Patient platform to save £1 billion

  • 5 August 2013
Patient platform to save £1 billion

The integrated customer service platform being developed by NHS England is expected to save the NHS more than £1 billion by encouraging patients to get involved in online self-care.

A report presented to the Informatics Services Commissioning Group’s July board meeting says that the platform will contribute £1 billion towards the £2.9 billion that NHS England estimates it can save through promoting ‘digital first’ in healthcare.

“The programme will deliver the most cost-effective health and care service (£0.11 per interaction) by catalysing digital first (reducing face-to-face and paper-based interactions), stimulating the health technology market, and increasing the percentage of the population who are informed, involved and engaged with their health,” says the paper.
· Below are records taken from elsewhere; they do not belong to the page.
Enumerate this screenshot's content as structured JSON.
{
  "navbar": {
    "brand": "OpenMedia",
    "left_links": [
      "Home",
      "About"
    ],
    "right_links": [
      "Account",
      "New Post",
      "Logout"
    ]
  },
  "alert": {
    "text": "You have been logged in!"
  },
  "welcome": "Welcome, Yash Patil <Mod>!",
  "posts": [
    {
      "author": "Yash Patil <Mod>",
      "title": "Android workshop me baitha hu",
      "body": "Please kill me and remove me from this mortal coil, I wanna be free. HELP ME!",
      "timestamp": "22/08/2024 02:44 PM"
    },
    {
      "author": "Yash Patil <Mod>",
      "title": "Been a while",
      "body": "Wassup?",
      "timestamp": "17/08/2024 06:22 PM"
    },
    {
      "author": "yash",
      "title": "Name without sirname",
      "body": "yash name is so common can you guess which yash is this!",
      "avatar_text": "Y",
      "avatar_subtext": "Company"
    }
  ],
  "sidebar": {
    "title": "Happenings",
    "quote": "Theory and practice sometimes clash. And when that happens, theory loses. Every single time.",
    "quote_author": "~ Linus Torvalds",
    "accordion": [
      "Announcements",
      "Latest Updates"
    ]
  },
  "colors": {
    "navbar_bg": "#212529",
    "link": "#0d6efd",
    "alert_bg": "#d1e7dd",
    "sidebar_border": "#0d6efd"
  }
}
“If online self-care advice could be used for 10% of GP appointments for minor ailments, savings of £830m would be realised.”
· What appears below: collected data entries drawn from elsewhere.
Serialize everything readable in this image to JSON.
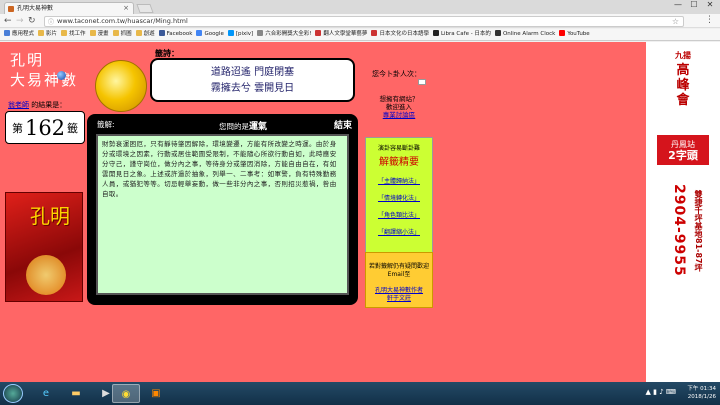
{
  "browser": {
    "tab_title": "孔明大易神數",
    "url": "www.taconet.com.tw/huascar/Ming.html",
    "window_controls": [
      "—",
      "☐",
      "✕"
    ]
  },
  "bookmarks": [
    {
      "label": "應用程式",
      "color": "#4a7fd8"
    },
    {
      "label": "影片",
      "color": "#e8b84a"
    },
    {
      "label": "找工作",
      "color": "#e8b84a"
    },
    {
      "label": "漫畫",
      "color": "#e8b84a"
    },
    {
      "label": "抓圖",
      "color": "#e8b84a"
    },
    {
      "label": "創遊",
      "color": "#e8b84a"
    },
    {
      "label": "Facebook",
      "color": "#3b5998"
    },
    {
      "label": "Google",
      "color": "#4285f4"
    },
    {
      "label": "[pixiv]",
      "color": "#0096fa"
    },
    {
      "label": "六合彩開獎大全彩!",
      "color": "#888888"
    },
    {
      "label": "翻人文學堂華藝夢",
      "color": "#c33"
    },
    {
      "label": "日本文化の日本語學",
      "color": "#c33"
    },
    {
      "label": "Libra Cafe - 日本的",
      "color": "#222"
    },
    {
      "label": "Online Alarm Clock",
      "color": "#333"
    },
    {
      "label": "YouTube",
      "color": "#f00"
    }
  ],
  "page": {
    "brand_line1": "孔明",
    "brand_line2": "大易神數",
    "user_name": "翁老師",
    "result_suffix": "的結果是：",
    "lot_prefix": "第",
    "lot_number": "162",
    "lot_suffix": "籤",
    "poem_label": "籤詩：",
    "poem_line1": "道路迢遙  門庭閉塞",
    "poem_line2": "霧擁去兮  雲開見日",
    "visitors_label": "您今卜卦人次：",
    "welcome_line1": "想擁有網站？",
    "welcome_line2": "歡迎進入",
    "welcome_link": "專業討論區",
    "interp_label": "籤解:",
    "interp_question_prefix": "您問的是",
    "interp_question_topic": "運氣",
    "interp_end": "結束",
    "interp_text": "財勢衰運困厄，只有靜待肇因解除，環境變遷，方能有所改變之時運。由於身分或環境之因素，行動或居住範圍受限制，不能隨心所欲行動自如，此時應安分守己，謹守崗位，做分內之事，等待身分或肇因消除，方能自由自在，有如雲開見日之象。上述或許過於抽象，列舉一、二事考：如軍警，負有特殊勤務人員，或猶犯等等。切忌輕舉妄動，做一些非分內之事，否則招災惹禍，咎由自取。",
    "green_tip": "演卦容易斷卦難",
    "green_title": "解籤精要",
    "green_links": [
      "「主體歸納法」",
      "「情境轉化法」",
      "「角色類比法」",
      "「翻譯縮小法」"
    ],
    "yellow_text": "若對籤解仍有疑問歡迎Email至",
    "yellow_link_line1": "孔明大易神數作者",
    "yellow_link_line2": "軒于文莊"
  },
  "ad": {
    "line1": "九揚",
    "line2": "高",
    "line3": "峰",
    "line4": "會",
    "badge_line1": "丹鳳站",
    "badge_line2": "2字頭",
    "phone": "2904-9955",
    "side_text": "雙捷千坪基地81-87坪"
  },
  "taskbar": {
    "time": "下午 01:34",
    "date": "2018/1/26"
  }
}
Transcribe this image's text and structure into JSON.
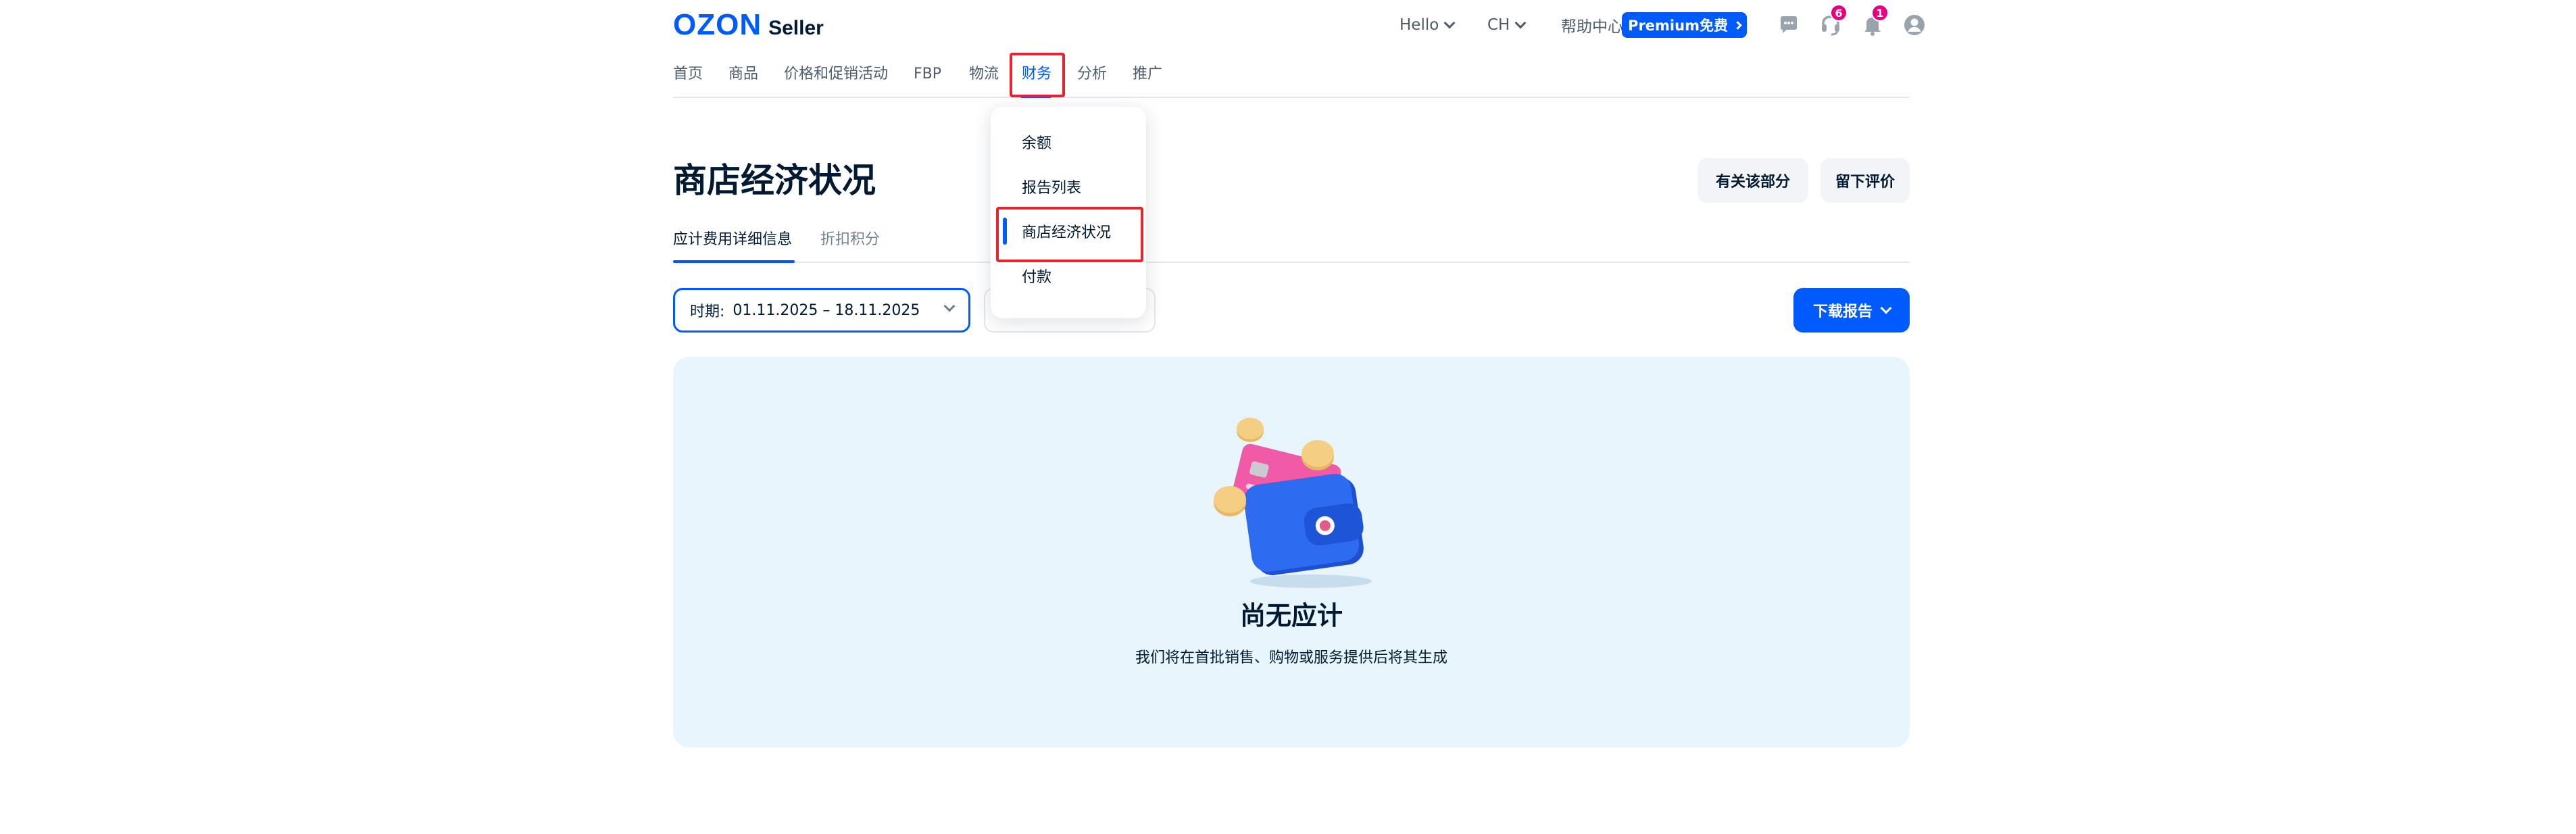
{
  "header": {
    "logo_main": "OZON",
    "logo_sub": "Seller",
    "greeting": "Hello",
    "language": "CH",
    "help": "帮助中心",
    "premium": "Premium免费",
    "badges": {
      "support": "6",
      "notifications": "1"
    }
  },
  "nav": {
    "items": [
      "首页",
      "商品",
      "价格和促销活动",
      "FBP",
      "物流",
      "财务",
      "分析",
      "推广"
    ],
    "active": "财务"
  },
  "dropdown": {
    "items": [
      "余额",
      "报告列表",
      "商店经济状况",
      "付款"
    ],
    "active": "商店经济状况"
  },
  "page": {
    "title": "商店经济状况",
    "about_button": "有关该部分",
    "feedback_button": "留下评价"
  },
  "tabs": [
    "应计费用详细信息",
    "折扣积分"
  ],
  "filters": {
    "period_label": "时期:",
    "period_value": "01.11.2025 – 18.11.2025",
    "download_label": "下载报告"
  },
  "empty_state": {
    "title": "尚无应计",
    "subtitle": "我们将在首批销售、购物或服务提供后将其生成"
  },
  "colors": {
    "accent": "#005bff",
    "badge": "#e6007e",
    "highlight_box": "#e8232e",
    "empty_bg": "#e9f5fd"
  }
}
The platform aims to “harness the power of technology to create the ‘front door’ to transform the way the public engage with health, public health and social care services in England.”
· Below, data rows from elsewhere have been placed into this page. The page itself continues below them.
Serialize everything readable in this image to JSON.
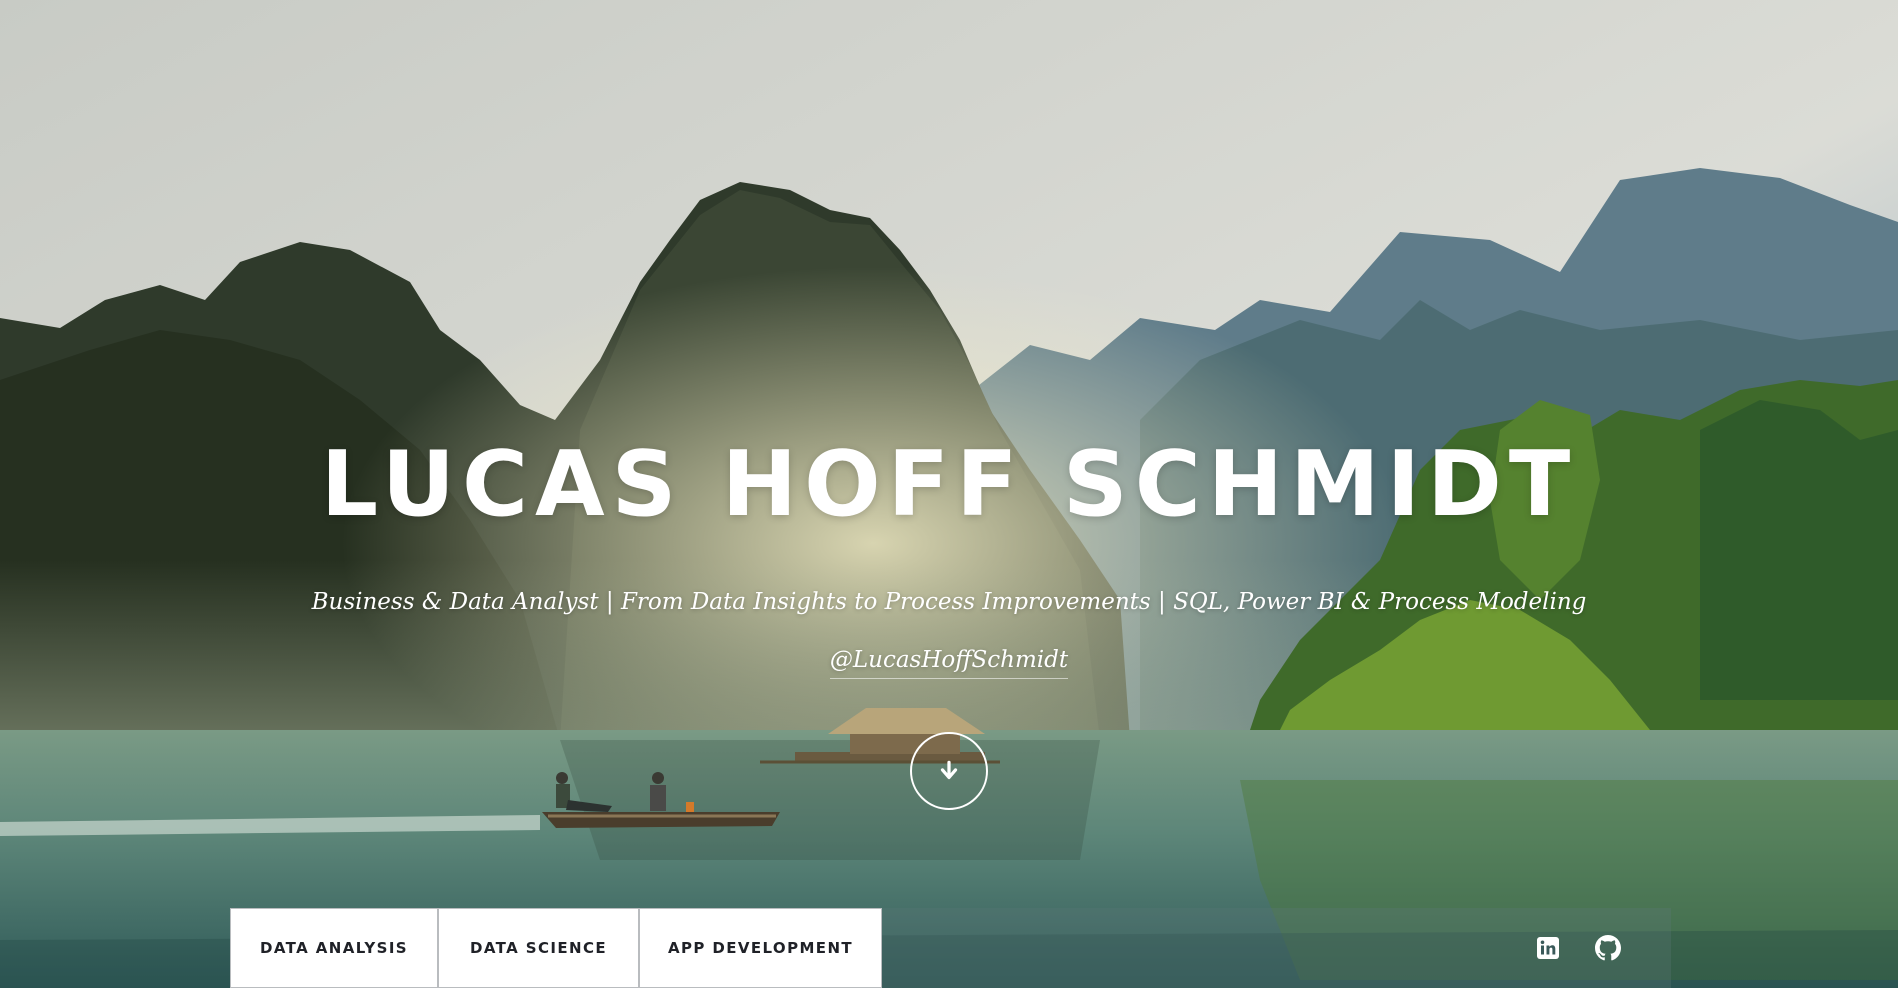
{
  "header": {
    "name": "LUCAS HOFF SCHMIDT",
    "tagline": "Business & Data Analyst | From Data Insights to Process Improvements | SQL, Power BI & Process Modeling",
    "handle": "@LucasHoffSchmidt"
  },
  "scroll": {
    "icon": "arrow-down-icon"
  },
  "tabs": [
    {
      "label": "DATA ANALYSIS"
    },
    {
      "label": "DATA SCIENCE"
    },
    {
      "label": "APP DEVELOPMENT"
    }
  ],
  "social": [
    {
      "icon": "linkedin-icon"
    },
    {
      "icon": "github-icon"
    }
  ],
  "colors": {
    "text": "#ffffff",
    "tab_background": "#ffffff",
    "tab_text": "#1f2127"
  }
}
It will provide access to the health service via phone, texts, and online content, becoming a one-stop-shop for anything healthcare related both for patients and staff, says the report.

The platform will largely sit on top of the already existing NHS Choices, which the ICSP Programme Board is considering outsourcing from next April.

A ‘beta launch’ in November will include; a symptom checker; GP appointment booking; a health apps library; web chat; tools to find the nearest urgent care provider and GP; ratings of services; and online ordering of repeat prescriptions.

In the future, it will also include results from the Friends and Family Test, speciality consultant data and information from NHS England’s new patient feedback service Care Connect.

“ICSP is not separate to NHS Choices but will instead be built on the success of NHS Choices and other health, public health and social care online assets to deliver a coherent experience for patient and service users,” says the paper.

In the future it will also include several apps, such as a real-time A&E waiting time app, personal health records, a safety thermometer, test results, a shared-decision making app and integrated emergency response, among other things.

“The core of the ICSP will be its API, the ‘black box’ of quality and open data that websites, apps and other services can use to create interactive and useful content,” says the paper, but exactly what the platform will look like, is not yet clear.

“As the ICSP will be developed in an agile way, it is hard to predict what it will look like in practice,” says the paper.

“The key overarching principle for the ICSP is that it will be developed according to users’ needs. This means that the objectives and functionality of the ICSP will evolve over time and iterate according to what the user demand is.”